Yanny or Laurel? Acoustic cues that influence speech perception
Brian B. Monson, firstname.lastname@example.org
Speech and Hearing Science
University of Illinois at Urbana-Champaign
901 S Sixth St
Champaign, IL 61820
Popular version of paper 3pID2, “Yanny or Laurel? Acoustic and non-acoustic cues that influence speech perception”
Presented Wednesday afternoon, November 7, 1:25-1:45pm, Crystal Ballroom FE
176th ASA Meeting, Victoria, Canada
“What do you hear?” This question that divided the masses earlier this year highlights the complex nature of speech perception, and, more generally, each individual’s perception of the world. From the yanny v. laurel phenomenon, it should be clear that what we perceive is dependent not only upon the physics of the world around us, but also upon our individual anatomy and individual life experiences. For speech, this means our perception can be influenced greatly by individual differences in auditory anatomy, physiology, and function, but also by factors that may at first seem unrelated to speech.
In our research, we are learning that one’s ability (or inability) to hear at extended high frequencies can have substantial influence over one’s performance in common speech perception tasks. These findings are striking because it has long been presumed that extended high-frequency hearing is not terribly useful for speech perception.
Extended high-frequency hearing is defined as the ability to hear at frequencies beyond 8,000 Hz. These are the highest audible frequencies for humans, are not typically assessed during standard hearing exams, and are believed to be of little consequence when it comes to speech. Notably, sensitivity to these frequencies is the first thing to go in most forms of hearing loss, and age-related extended high-frequency hearing loss begins early in life for nearly everyone. (This is why the infamous “mosquito tone” ringtones are audible to most teenagers but inaudible to most adults.)
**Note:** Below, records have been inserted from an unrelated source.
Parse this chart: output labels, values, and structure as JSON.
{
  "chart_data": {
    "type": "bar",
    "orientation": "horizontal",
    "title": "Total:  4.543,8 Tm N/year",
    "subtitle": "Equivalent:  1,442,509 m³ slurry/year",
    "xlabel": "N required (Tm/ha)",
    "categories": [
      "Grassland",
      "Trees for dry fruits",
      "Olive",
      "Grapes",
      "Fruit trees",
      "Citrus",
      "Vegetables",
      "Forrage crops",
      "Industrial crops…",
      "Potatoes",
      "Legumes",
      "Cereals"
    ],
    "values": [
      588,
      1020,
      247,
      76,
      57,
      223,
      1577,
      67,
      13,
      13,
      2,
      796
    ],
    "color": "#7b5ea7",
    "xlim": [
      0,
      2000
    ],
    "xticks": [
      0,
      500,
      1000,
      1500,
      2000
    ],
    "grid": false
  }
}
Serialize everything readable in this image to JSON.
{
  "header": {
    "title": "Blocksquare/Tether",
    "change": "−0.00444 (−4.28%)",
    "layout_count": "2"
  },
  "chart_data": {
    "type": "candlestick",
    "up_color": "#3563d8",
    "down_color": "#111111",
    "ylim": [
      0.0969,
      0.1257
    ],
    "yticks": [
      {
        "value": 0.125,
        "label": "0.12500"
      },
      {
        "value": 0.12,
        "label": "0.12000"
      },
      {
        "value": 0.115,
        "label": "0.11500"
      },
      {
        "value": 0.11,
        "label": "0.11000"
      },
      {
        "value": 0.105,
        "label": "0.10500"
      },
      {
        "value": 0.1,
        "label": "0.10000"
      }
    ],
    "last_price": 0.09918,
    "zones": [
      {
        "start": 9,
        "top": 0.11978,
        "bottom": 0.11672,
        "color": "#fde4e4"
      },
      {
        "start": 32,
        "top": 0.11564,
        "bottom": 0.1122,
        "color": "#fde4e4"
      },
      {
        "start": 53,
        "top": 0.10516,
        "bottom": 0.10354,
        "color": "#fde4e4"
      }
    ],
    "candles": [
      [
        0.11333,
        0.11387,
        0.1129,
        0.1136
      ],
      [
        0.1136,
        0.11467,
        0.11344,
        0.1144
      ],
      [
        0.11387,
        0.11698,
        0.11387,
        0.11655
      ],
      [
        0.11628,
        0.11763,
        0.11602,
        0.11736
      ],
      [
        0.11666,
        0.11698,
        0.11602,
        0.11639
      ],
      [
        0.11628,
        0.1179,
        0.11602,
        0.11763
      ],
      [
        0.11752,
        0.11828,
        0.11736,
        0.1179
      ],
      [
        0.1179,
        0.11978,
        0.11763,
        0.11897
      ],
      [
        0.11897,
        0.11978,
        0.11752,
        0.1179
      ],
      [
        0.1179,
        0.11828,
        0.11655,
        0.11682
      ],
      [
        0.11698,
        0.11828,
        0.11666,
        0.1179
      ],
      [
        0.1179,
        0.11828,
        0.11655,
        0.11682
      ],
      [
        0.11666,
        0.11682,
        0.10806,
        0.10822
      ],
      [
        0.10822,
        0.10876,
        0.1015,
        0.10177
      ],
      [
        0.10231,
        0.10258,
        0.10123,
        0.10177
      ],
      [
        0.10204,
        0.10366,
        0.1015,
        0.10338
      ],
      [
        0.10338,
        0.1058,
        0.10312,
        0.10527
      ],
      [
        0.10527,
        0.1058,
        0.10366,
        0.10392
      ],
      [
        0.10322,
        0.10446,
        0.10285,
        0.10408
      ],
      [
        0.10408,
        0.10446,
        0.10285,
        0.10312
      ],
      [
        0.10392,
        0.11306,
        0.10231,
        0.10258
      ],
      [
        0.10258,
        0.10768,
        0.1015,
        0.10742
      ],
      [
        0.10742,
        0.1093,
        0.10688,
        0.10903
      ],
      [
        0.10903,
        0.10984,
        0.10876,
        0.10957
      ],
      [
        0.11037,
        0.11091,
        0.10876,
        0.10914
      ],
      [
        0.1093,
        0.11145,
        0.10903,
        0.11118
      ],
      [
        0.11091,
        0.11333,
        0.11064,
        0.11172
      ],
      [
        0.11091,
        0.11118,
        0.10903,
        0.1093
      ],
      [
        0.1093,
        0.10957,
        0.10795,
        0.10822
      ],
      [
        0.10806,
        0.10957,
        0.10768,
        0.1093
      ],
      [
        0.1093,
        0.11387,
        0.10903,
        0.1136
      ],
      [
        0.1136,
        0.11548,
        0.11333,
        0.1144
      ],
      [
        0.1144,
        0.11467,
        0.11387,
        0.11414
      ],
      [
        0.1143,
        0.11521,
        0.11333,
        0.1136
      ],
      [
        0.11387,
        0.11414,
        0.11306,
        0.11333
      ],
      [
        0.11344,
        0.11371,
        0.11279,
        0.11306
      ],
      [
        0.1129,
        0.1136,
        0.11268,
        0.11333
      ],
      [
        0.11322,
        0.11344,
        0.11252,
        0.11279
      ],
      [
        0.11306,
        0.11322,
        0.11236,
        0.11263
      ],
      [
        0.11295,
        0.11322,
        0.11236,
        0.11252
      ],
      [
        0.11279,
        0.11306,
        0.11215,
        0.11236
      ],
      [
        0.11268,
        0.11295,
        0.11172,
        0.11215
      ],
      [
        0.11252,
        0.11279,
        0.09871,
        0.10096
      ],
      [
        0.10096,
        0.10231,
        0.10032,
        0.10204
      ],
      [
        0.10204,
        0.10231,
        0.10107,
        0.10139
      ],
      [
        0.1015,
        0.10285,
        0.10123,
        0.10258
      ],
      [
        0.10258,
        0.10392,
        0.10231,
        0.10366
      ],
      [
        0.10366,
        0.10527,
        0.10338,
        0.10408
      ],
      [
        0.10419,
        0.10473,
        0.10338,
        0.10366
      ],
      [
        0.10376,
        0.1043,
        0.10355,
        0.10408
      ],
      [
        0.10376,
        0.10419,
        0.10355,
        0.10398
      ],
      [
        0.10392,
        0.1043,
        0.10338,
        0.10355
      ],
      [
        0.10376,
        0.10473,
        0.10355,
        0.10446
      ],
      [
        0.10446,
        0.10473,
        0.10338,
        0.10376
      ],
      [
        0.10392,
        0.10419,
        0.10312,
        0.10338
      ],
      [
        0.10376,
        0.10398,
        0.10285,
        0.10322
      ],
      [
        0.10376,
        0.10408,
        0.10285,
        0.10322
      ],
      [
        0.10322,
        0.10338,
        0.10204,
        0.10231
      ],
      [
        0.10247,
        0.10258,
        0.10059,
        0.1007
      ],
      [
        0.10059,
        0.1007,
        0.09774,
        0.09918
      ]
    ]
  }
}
Previous research from our lab and others has revealed that a surprising amount of speech information resides in the highest audible frequency range for humans, including information about the location of a speech source, the consonants and vowels being spoken, and the sex of the talker. Most recently, we ran two experiments assessing what happens when we simulate extended high-frequency hearing loss. We found that one’s ability to detect the head orientation of talker is diminished without extended high frequencies. Why might that be important? Knowing a talker’s head orientation (i.e., “Is this person facing me or facing away from me?”) helps to answer the question of whether a spoken message is intended for you or someone else. Relatedly, and most surprisingly, we found that restricting access to the extended high frequencies diminishes one’s ability to overcome the “cocktail party” problem. That is, extended high-frequency hearing improves one’s ability to “tune in” to a specific talker of interest when many interfering talkers are talking simultaneously, as when attending a cocktail party or other noisy gathering. Do you seem to have a harder time understanding speech at a cocktail party than you used to? Are you middle-aged? It may be that the typical age-related hearing loss at extended high frequencies is contributing to this problem. Our hope is that assessment of hearing at extended high frequencies will become standard routine for audiological exams. This would allow us to determine the severity of extended high-frequency hearing loss in the population and whether some techniques (e.g., hearing aids) could be used to address it.
Figure 1. Spectrographic representation of the phrase “Oh, say, can you see by the dawn’s early light.” While the majority of energy in speech lies below about 6,000 Hz (dotted line), extended high-frequency (EHF) energy beyond 8,000 Hz is audible and assists with speech detection and comprehension.